Affaire Fillon : Vives réactions après les déclarations d’une ex-procureure sur des « pressions » hiérarchiques

JUSTICE  Eliane Houlette s’est émue du « contrôle très étroit » qu’aurait exercé le parquet général, son autorité de tutelle directe, dans la conduite des investigations sur l’affaire Fillon
20 Minutes avec AFP
Publié le 18/06/20 à 20h10 — Mis à jour le 18/06/20 à 21h11

Plusieurs responsables politiques ont crié au scandale ce jeudi après les déclarations de l’ancienne cheffe du Parquet national financier (PNF) qui dit avoir subi des « pressions » de sa hiérarchie dans la conduite de l’enquête sur l'affaire Fillon. Entendue le 10 juin par la commission d’enquête parlementaire sur l’indépendance de la justice, Eliane Houlette a réaffirmé avoir décidé, en janvier 2017, en toute indépendance d’ouvrir une enquête visant les époux Fillon après des soupçons d’emplois fictifs révélés par Le Canard enchaîné.

Cette enquête, lancée en pleine campagne présidentielle, avait empoisonné la candidature de François Fillon à l’Elysée et conduit au printemps 2020 à son procès en correctionnelle aux côtés notamment de son épouse Penelope.

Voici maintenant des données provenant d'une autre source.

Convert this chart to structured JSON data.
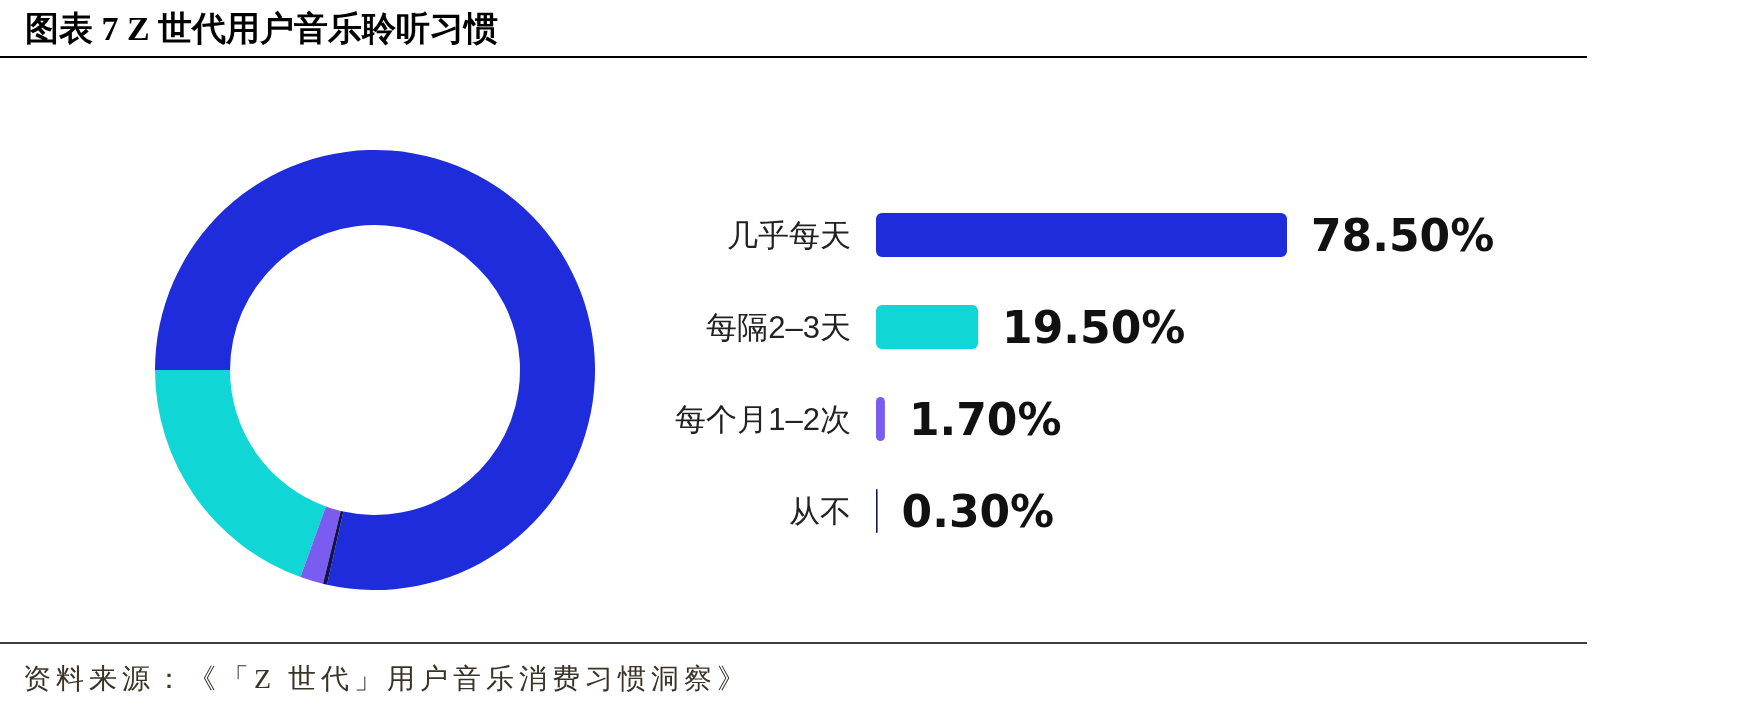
{
  "chart_data": [
    {
      "type": "donut",
      "title": "图表 7 Z 世代用户音乐聆听习惯",
      "categories": [
        null,
        null,
        null,
        null
      ],
      "values": [
        78.5,
        19.5,
        1.7,
        0.3
      ],
      "colors": [
        "#1e2cdc",
        "#10d6d6",
        "#7a5cf0",
        "#12124f"
      ]
    },
    {
      "type": "bar",
      "orientation": "horizontal",
      "categories": [
        "几乎每天",
        "每隔2–3天",
        "每个月1–2次",
        "从不"
      ],
      "values": [
        78.5,
        19.5,
        1.7,
        0.3
      ],
      "colors": [
        "#1e2cdc",
        "#10d6d6",
        "#7a5cf0",
        "#12124f"
      ],
      "value_labels": [
        "78.50%",
        "19.50%",
        "1.70%",
        "0.30%"
      ],
      "annotations": [
        "资料来源：《「Z 世代」用户音乐消费习惯洞察》"
      ]
    }
  ]
}
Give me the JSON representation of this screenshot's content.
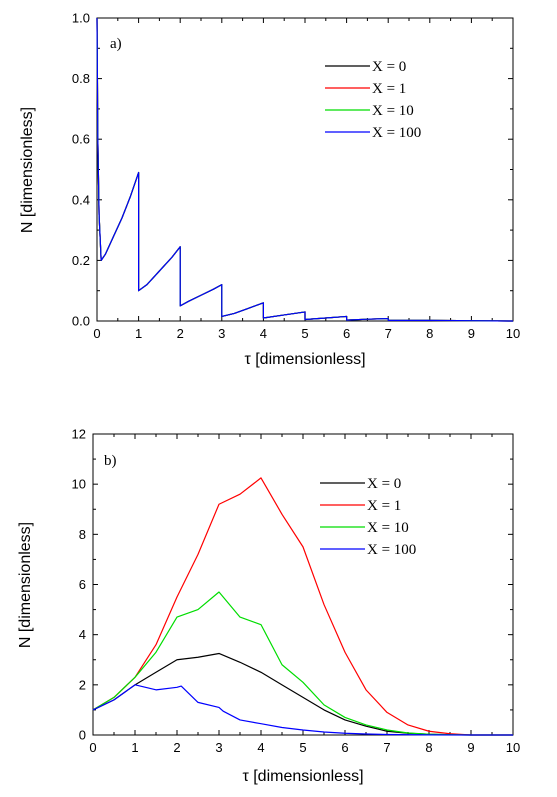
{
  "chart_data": [
    {
      "type": "line",
      "panel_label": "a)",
      "xlabel": "τ [dimensionless]",
      "ylabel": "N [dimensionless]",
      "xlim": [
        0,
        10
      ],
      "ylim": [
        0,
        1.0
      ],
      "xticks": [
        "0",
        "1",
        "2",
        "3",
        "4",
        "5",
        "6",
        "7",
        "8",
        "9",
        "10"
      ],
      "yticks": [
        "0.0",
        "0.2",
        "0.4",
        "0.6",
        "0.8",
        "1.0"
      ],
      "grid": false,
      "legend_position": "top-right",
      "series": [
        {
          "name": "X = 0",
          "color": "#000000",
          "x": [
            0,
            0.02,
            0.05,
            0.1,
            0.2,
            0.4,
            0.6,
            0.8,
            1.0,
            1.0,
            1.2,
            1.4,
            1.6,
            1.8,
            2.0,
            2.0,
            2.2,
            2.5,
            2.8,
            3.0,
            3.0,
            3.3,
            3.6,
            4.0,
            4.0,
            4.5,
            5.0,
            5.0,
            5.5,
            6.0,
            6.0,
            6.5,
            7.0,
            7.0,
            8.0,
            9.0,
            10.0
          ],
          "y": [
            1.0,
            0.6,
            0.35,
            0.2,
            0.22,
            0.28,
            0.34,
            0.41,
            0.49,
            0.1,
            0.12,
            0.15,
            0.18,
            0.21,
            0.245,
            0.05,
            0.065,
            0.085,
            0.105,
            0.12,
            0.015,
            0.025,
            0.04,
            0.06,
            0.01,
            0.02,
            0.03,
            0.005,
            0.01,
            0.015,
            0.003,
            0.006,
            0.008,
            0.002,
            0.002,
            0.001,
            0.0
          ]
        },
        {
          "name": "X = 1",
          "color": "#ff0000",
          "x": [
            0,
            0.02,
            0.05,
            0.1,
            0.2,
            0.4,
            0.6,
            0.8,
            1.0,
            1.0,
            1.2,
            1.4,
            1.6,
            1.8,
            2.0,
            2.0,
            2.2,
            2.5,
            2.8,
            3.0,
            3.0,
            3.3,
            3.6,
            4.0,
            4.0,
            4.5,
            5.0,
            5.0,
            5.5,
            6.0,
            6.0,
            6.5,
            7.0,
            7.0,
            8.0,
            9.0,
            10.0
          ],
          "y": [
            1.0,
            0.6,
            0.35,
            0.2,
            0.22,
            0.28,
            0.34,
            0.41,
            0.49,
            0.1,
            0.12,
            0.15,
            0.18,
            0.21,
            0.245,
            0.05,
            0.065,
            0.085,
            0.105,
            0.12,
            0.015,
            0.025,
            0.04,
            0.06,
            0.01,
            0.02,
            0.03,
            0.005,
            0.01,
            0.015,
            0.003,
            0.006,
            0.008,
            0.002,
            0.002,
            0.001,
            0.0
          ]
        },
        {
          "name": "X = 10",
          "color": "#00dd00",
          "x": [
            0,
            0.02,
            0.05,
            0.1,
            0.2,
            0.4,
            0.6,
            0.8,
            1.0,
            1.0,
            1.2,
            1.4,
            1.6,
            1.8,
            2.0,
            2.0,
            2.2,
            2.5,
            2.8,
            3.0,
            3.0,
            3.3,
            3.6,
            4.0,
            4.0,
            4.5,
            5.0,
            5.0,
            5.5,
            6.0,
            6.0,
            6.5,
            7.0,
            7.0,
            8.0,
            9.0,
            10.0
          ],
          "y": [
            1.0,
            0.6,
            0.35,
            0.2,
            0.22,
            0.28,
            0.34,
            0.41,
            0.49,
            0.1,
            0.12,
            0.15,
            0.18,
            0.21,
            0.245,
            0.05,
            0.065,
            0.085,
            0.105,
            0.12,
            0.015,
            0.025,
            0.04,
            0.06,
            0.01,
            0.02,
            0.03,
            0.005,
            0.01,
            0.015,
            0.003,
            0.006,
            0.008,
            0.002,
            0.002,
            0.001,
            0.0
          ]
        },
        {
          "name": "X = 100",
          "color": "#0000ff",
          "x": [
            0,
            0.02,
            0.05,
            0.1,
            0.2,
            0.4,
            0.6,
            0.8,
            1.0,
            1.0,
            1.2,
            1.4,
            1.6,
            1.8,
            2.0,
            2.0,
            2.2,
            2.5,
            2.8,
            3.0,
            3.0,
            3.3,
            3.6,
            4.0,
            4.0,
            4.5,
            5.0,
            5.0,
            5.5,
            6.0,
            6.0,
            6.5,
            7.0,
            7.0,
            8.0,
            9.0,
            10.0
          ],
          "y": [
            1.0,
            0.6,
            0.35,
            0.2,
            0.22,
            0.28,
            0.34,
            0.41,
            0.49,
            0.1,
            0.12,
            0.15,
            0.18,
            0.21,
            0.245,
            0.05,
            0.065,
            0.085,
            0.105,
            0.12,
            0.015,
            0.025,
            0.04,
            0.06,
            0.01,
            0.02,
            0.03,
            0.005,
            0.01,
            0.015,
            0.003,
            0.006,
            0.008,
            0.002,
            0.002,
            0.001,
            0.0
          ]
        }
      ]
    },
    {
      "type": "line",
      "panel_label": "b)",
      "xlabel": "τ [dimensionless]",
      "ylabel": "N [dimensionless]",
      "xlim": [
        0,
        10
      ],
      "ylim": [
        0,
        12
      ],
      "xticks": [
        "0",
        "1",
        "2",
        "3",
        "4",
        "5",
        "6",
        "7",
        "8",
        "9",
        "10"
      ],
      "yticks": [
        "0",
        "2",
        "4",
        "6",
        "8",
        "10",
        "12"
      ],
      "grid": false,
      "legend_position": "top-right",
      "series": [
        {
          "name": "X = 0",
          "color": "#000000",
          "x": [
            0,
            0.5,
            1.0,
            1.5,
            2.0,
            2.5,
            3.0,
            3.5,
            4.0,
            4.5,
            5.0,
            5.5,
            6.0,
            6.5,
            7.0,
            7.5,
            8.0,
            8.5,
            9.0,
            10.0
          ],
          "y": [
            1.0,
            1.4,
            2.0,
            2.5,
            3.0,
            3.1,
            3.25,
            2.9,
            2.5,
            2.0,
            1.5,
            1.0,
            0.6,
            0.35,
            0.15,
            0.07,
            0.03,
            0.01,
            0.0,
            0.0
          ]
        },
        {
          "name": "X = 1",
          "color": "#ff0000",
          "x": [
            0,
            0.5,
            1.0,
            1.5,
            2.0,
            2.5,
            3.0,
            3.5,
            4.0,
            4.5,
            5.0,
            5.5,
            6.0,
            6.5,
            7.0,
            7.5,
            8.0,
            8.5,
            9.0,
            10.0
          ],
          "y": [
            1.0,
            1.5,
            2.3,
            3.6,
            5.5,
            7.2,
            9.2,
            9.6,
            10.25,
            8.8,
            7.5,
            5.2,
            3.3,
            1.8,
            0.9,
            0.4,
            0.15,
            0.05,
            0.0,
            0.0
          ]
        },
        {
          "name": "X = 10",
          "color": "#00dd00",
          "x": [
            0,
            0.5,
            1.0,
            1.5,
            2.0,
            2.5,
            3.0,
            3.5,
            4.0,
            4.5,
            5.0,
            5.5,
            6.0,
            6.5,
            7.0,
            7.5,
            8.0,
            8.5,
            9.0,
            10.0
          ],
          "y": [
            1.0,
            1.5,
            2.3,
            3.3,
            4.7,
            5.0,
            5.7,
            4.7,
            4.4,
            2.8,
            2.1,
            1.2,
            0.7,
            0.4,
            0.2,
            0.08,
            0.03,
            0.01,
            0.0,
            0.0
          ]
        },
        {
          "name": "X = 100",
          "color": "#0000ff",
          "x": [
            0,
            0.5,
            1.0,
            1.5,
            2.0,
            2.1,
            2.5,
            3.0,
            3.1,
            3.5,
            4.0,
            4.5,
            5.0,
            5.5,
            6.0,
            6.5,
            7.0,
            8.0,
            9.0,
            10.0
          ],
          "y": [
            1.0,
            1.4,
            2.0,
            1.8,
            1.9,
            1.95,
            1.3,
            1.1,
            0.95,
            0.6,
            0.45,
            0.3,
            0.2,
            0.12,
            0.07,
            0.04,
            0.02,
            0.005,
            0.0,
            0.0
          ]
        }
      ]
    }
  ]
}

Le jugement est attendu le 29 juin.

« Contrôle très étroit » et « pression très lourde »

Lors de son audition, Eliane Houlette s’est en revanche émue du « contrôle très étroit » qu’aurait exercé le Parquet général, son autorité de tutelle directe, dans la conduite des investigations. « Le plus difficile (…) a été de gérer en même temps la pression des journalistes – mais ça… (on peut), on peut s’en dégager (…) – et surtout la pression du parquet général », a déclaré l’ex-procureure, partie à la retraite en juin 2019.

Eliane Houlette a notamment évoqué « des demandes de transmission rapide » sur les actes d’investigation ou les auditions et a révélé avoir été convoquée par le parquet général qui plaidait pour que l’enquête soit confiée à un juge d’instruction. « On ne peut que se poser des questions, c’est un contrôle très étroit et c’est une pression très lourde », a-t-elle dit.

La procureure générale de Paris dément

Directement mise en cause, la procureure générale de Paris Catherine Champrenault dit, dans un message transmis à l’AFP, « regretter que ce qui est le fonctionnement régulier du ministère public soit assimilé à des pressions ». Déjà en poste au moment de l’affaire Fillon, elle « rappelle que son action s’est toujours inscrite dans l’exercice de ses prérogatives légales de veiller à l’application de la loi et au bon fonctionnement des parquets placés sous son autorité ».

Passées inaperçues, les déclarations d’Eliane Houlette ont resurgi à la faveur d'un article du Point et provoqué l’indignation de familles politiques très éloignées. Le parti Les Républicains, qui a souvent dénoncé une « instrumentalisation » de la justice dans l’affaire Fillon, a évoqué des accusations « extrêmement graves ».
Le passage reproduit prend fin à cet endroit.